Bana göre değil. Zira yönetmenliğe göre “Eğitim Bilimleri Bölümündeki anabilim dallarından Eğitim Yönetimi, Teftişi, Planlaması ve Ekonomisi, Eğitim Programları ve Öğretim, Rehberlik ve Psikolojik Danışmanlık, Eğitimde Ölçme ve Değerlendirme anabilim dallarında toplamda en az beş kadrolu öğretim üyesi olmalıdır”.
Bu hakkın verildiği Üniversite sayısı ile burada bahsedilen beş öğretim üyesini çarptığımızda bu alanda yüzlerce yetişmiş elemanın olduğu ortaya çıkar.
Peki madem bu kadar eğitim uzmanımız var neden herkes eğitimden şikayet eder? Bunu anlayan varsa lütfen bize de anlatsın. “Kem alet ile kamalât olmaz” demiş eskilerimiz. Hadi canım sende, oluyormuş pekala diyelim ve bazı yerlerde kanunun verdiği yetkileri (açıkları demiyorum) kullanarak “birinin külahını diğerine giydirelim”, yani bir yerdeki uzmanı beş yerde kullanalım ve bu işi yürütelim diyebiliriz. Ama bu bazı yerlerde tutarken o uzun listenin tamamında ne hale döner düşündük mü?
Bira da duyduklarımızı ilave edelim. Öğrenciler İstanbul gibi, bir günlük trafiği kırk yıllık çileye bedel bir yerden başka bir yere uzun bir yolculuktan sonra gidiyorlar ve öğretim üyesi bulamıyorlar, ya da bulduklarında ise şu soru ile karşılaşıyorlar: “Dersimizin adı neydi? Ha o mu, bana konu başlıklarını söyleyin ben yorumlayayım”. Bu densizlik bir istisna mıdır, değil midir herhalde uygulayıcılar benden daha iyi bilir (Her kurum kendi durumunu biliyordur herhalde). İsabetli bir yaklaşımla ikinci öğretimin kaldırılmaya çalışıldığı bir ortamda yeni bir garabet doğmuyor mu bu şekilde?
Daha açık bir tarzda yazalım.
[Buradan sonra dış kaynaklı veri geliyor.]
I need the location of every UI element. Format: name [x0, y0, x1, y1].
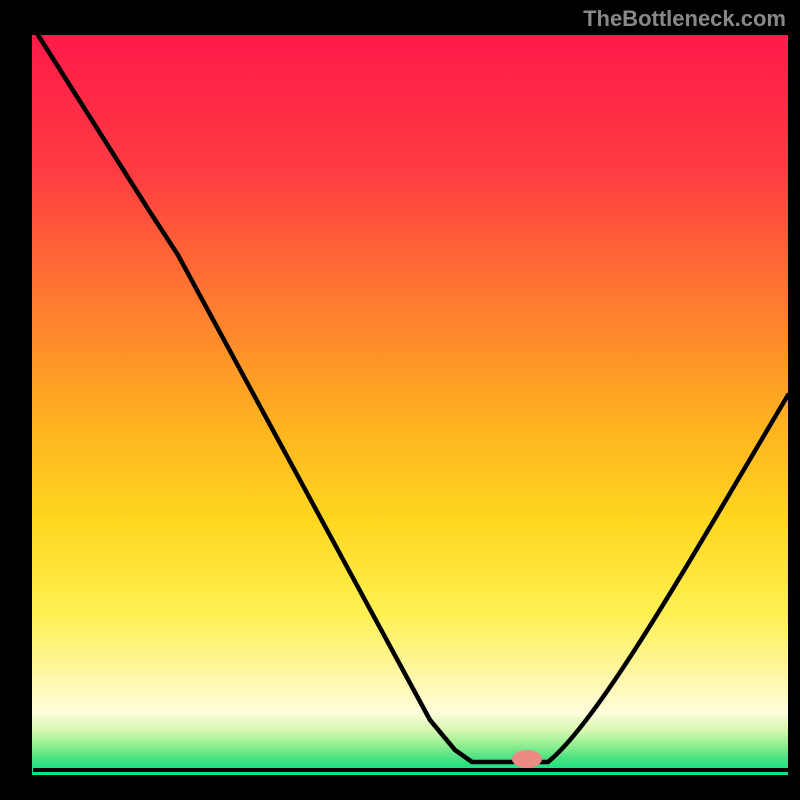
- curve-right-ascent: [548, 395, 788, 762]
- valley-marker: [512, 750, 542, 768]
- curve-left-descent: [38, 35, 472, 762]
- plot-area: [32, 35, 788, 775]
- chart-curve-layer: [32, 35, 788, 775]
- watermark-text: TheBottleneck.com: [583, 6, 786, 32]
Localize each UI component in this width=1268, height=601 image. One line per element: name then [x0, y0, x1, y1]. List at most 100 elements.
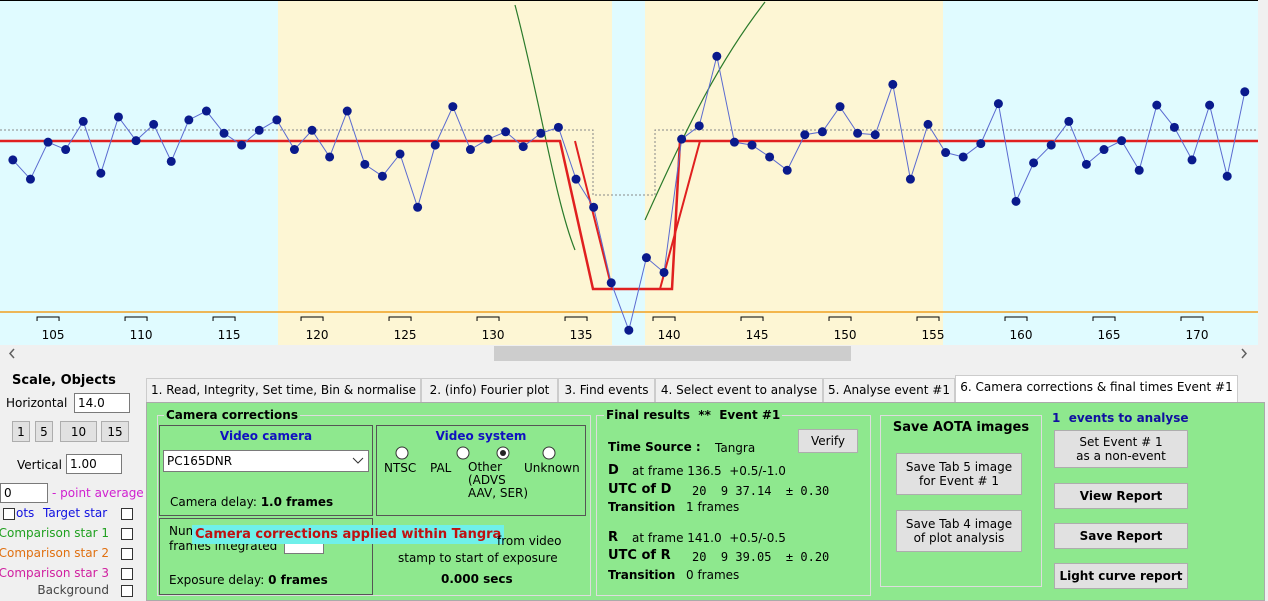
data-point [448, 102, 458, 112]
data-point [8, 155, 18, 165]
tab[interactable]: 4. Select event to analyse [655, 378, 823, 402]
data-point [1099, 145, 1109, 155]
camera-select[interactable]: PC165DNR [163, 450, 369, 472]
data-point [1169, 122, 1179, 132]
data-point [501, 127, 511, 137]
button[interactable]: 10 [60, 421, 97, 442]
scroll-thumb[interactable] [494, 346, 851, 361]
x-tick [212, 316, 236, 321]
tab[interactable]: 5. Analyse event #1 [823, 378, 955, 402]
label: UTC of R [608, 548, 671, 563]
checkbox[interactable] [121, 548, 133, 560]
data-point [905, 174, 915, 184]
label: Camera delay: [170, 495, 257, 509]
data-point [1064, 116, 1074, 126]
data-point [782, 165, 792, 175]
tab[interactable]: 2. (info) Fourier plot [421, 378, 558, 402]
horizontal-input[interactable]: 14.0 [74, 393, 130, 413]
value: 0 [4, 486, 12, 500]
button[interactable]: Save Tab 5 image for Event # 1 [896, 453, 1022, 495]
x-tick [476, 316, 500, 321]
label: Target star [43, 506, 108, 520]
label: Transition [608, 568, 676, 582]
value: 20 9 39.05 ± 0.20 [692, 550, 830, 564]
radio-group [395, 446, 556, 460]
label: Comparison star 1 [0, 526, 109, 540]
x-tick-label: 165 [1098, 328, 1121, 342]
data-point [395, 149, 405, 159]
checkbox[interactable] [121, 528, 133, 540]
data-point [483, 134, 493, 144]
data-point [1011, 196, 1021, 206]
data-point [465, 145, 475, 155]
data-point [272, 115, 282, 125]
checkbox[interactable] [121, 585, 133, 597]
data-point [342, 106, 352, 116]
verify-button[interactable]: Verify [798, 429, 858, 453]
radio[interactable] [542, 446, 556, 460]
button[interactable]: View Report [1054, 483, 1188, 509]
group-title: Save AOTA images [892, 420, 1030, 435]
checkbox[interactable] [121, 508, 133, 520]
x-tick [916, 316, 940, 321]
data-point [941, 148, 951, 158]
scroll-left[interactable] [6, 347, 18, 360]
label: Comparison star 3 [0, 566, 109, 580]
button[interactable]: Light curve report [1054, 563, 1188, 589]
x-tick-label: 145 [746, 328, 769, 342]
data-point [219, 128, 229, 138]
data-point [61, 145, 71, 155]
light-curve-plot: 105 110 115 120 125 130 135 140 145 150 155 160 165 1… [0, 0, 1258, 345]
fit-curve [514, 4, 576, 251]
data-point [289, 145, 299, 155]
label: - point average [52, 486, 144, 500]
data-point [853, 128, 863, 138]
button[interactable]: 5 [35, 421, 53, 442]
average-select[interactable]: 0 [0, 483, 48, 503]
button[interactable]: 15 [101, 421, 129, 442]
data-point [624, 325, 634, 335]
checkbox[interactable] [121, 568, 133, 580]
vertical-input[interactable]: 1.00 [66, 454, 122, 474]
data-point [201, 106, 211, 116]
data-point [1240, 87, 1250, 97]
radio-label: NTSC [384, 461, 417, 475]
tab[interactable]: 1. Read, Integrity, Set time, Bin & norm… [146, 378, 421, 402]
x-tick [124, 316, 148, 321]
region [278, 0, 612, 345]
tab-active[interactable]: 6. Camera corrections & final times Even… [955, 375, 1238, 403]
value: Tangra [715, 441, 756, 455]
label: Time Source : [608, 440, 701, 454]
group [159, 425, 373, 516]
group [157, 415, 591, 596]
button[interactable]: Save Report [1054, 523, 1188, 549]
label: D [608, 463, 619, 478]
label: Num [169, 524, 198, 538]
value: 14.0 [78, 396, 105, 410]
scroll-right[interactable] [1238, 347, 1250, 360]
radio-label: Unknown [524, 461, 580, 475]
tab[interactable]: 3. Find events [558, 378, 655, 402]
data-point [677, 134, 687, 144]
region [645, 0, 943, 345]
button[interactable]: Save Tab 4 image of plot analysis [896, 510, 1022, 552]
checkbox[interactable] [3, 508, 15, 520]
data-point [571, 174, 581, 184]
data-point [765, 152, 775, 162]
value: 0 frames [686, 568, 740, 582]
data-point [413, 202, 423, 212]
dropdown-arrow [352, 457, 364, 464]
x-tick-label: 110 [130, 328, 153, 342]
value: 0.000 secs [441, 572, 513, 586]
x-tick-label: 160 [1010, 328, 1033, 342]
data-point [307, 125, 317, 135]
radio[interactable] [395, 446, 409, 460]
button[interactable]: Set Event # 1 as a non-event [1054, 430, 1188, 468]
data-point [237, 140, 247, 150]
radio[interactable] [456, 446, 470, 460]
x-tick-label: 125 [394, 328, 417, 342]
label: ots [16, 506, 35, 520]
model-line [574, 140, 701, 290]
x-tick-label: 155 [922, 328, 945, 342]
button[interactable]: 1 [12, 421, 30, 442]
YÖK yönetmenliğine göre bu dersler iki yarıyıllık bir sürede tamamlanacaktır. Uygulama hafta içi, hafta sonu veya akşamları 17-22 saatleri arasında sunulan dersler ile hayata geçiriliyor (aslında alan-satan memnun ama…). Bir öğrenci gün içinde kendi alan derslerine devam edecek, sınavlarına hazırlanacak, yabancı dil çalışacak ve tabi ki ALES ile boğuşacak. Bir de saat 17’den sonra pedagojik formasyon kursuna gidecek. Aynı şekilde orada gününü ve mesaisini tamamlamış öğretim üyesi de (ders ücreti hatırına) binbir yorgunluktan sonra zaten önüne ölü olarak gelmiş öğrenciyi diriltecek ve onu öğretmenliğe hazırlayacaktır. Duy da inanma. Aksini söyleyenler varsa lütfen durmasınlar bizi de ikaz etsinler.
Ha bir de bu işin staj kısmı var. Öğrenciler öğretmenlik uygulaması yapacaklar. Kendi okullarındaki derslerini asan öğrenciler hocaları ile devam pazarlığına oturacak, gittikleri okullarda gereken ilgiyi görmeyince kaytaracak, kendilerinden sorumlu olanlar ise bu durumu idare edecek ve nihayetinde aldığı sertifika ile helal-i hoş bir öğretmen adayı olacaklardır.
Burada bildiklerimizin tamamını yazarak vakit geçirmeyelim. Tez elden Türkiye’de öğretmenlik mesleğinin Fen-Edebiyat-Eğitim Fakülteleri rekabetinden daha önemli olduğunu düşünerek, yeniden ele alalım. YÖK Başkanımız, Milli Eğitim Bakanımız ve bütün taraflar bu meselede bir araya gelsinler ve çözüm üretsinler. Yoksa bu sistemde yetişen öğretmenler ile Büyük Türkiye’yi hayal etmemiz imkansız hale gelecektir vallahi.
Benden söylemesi…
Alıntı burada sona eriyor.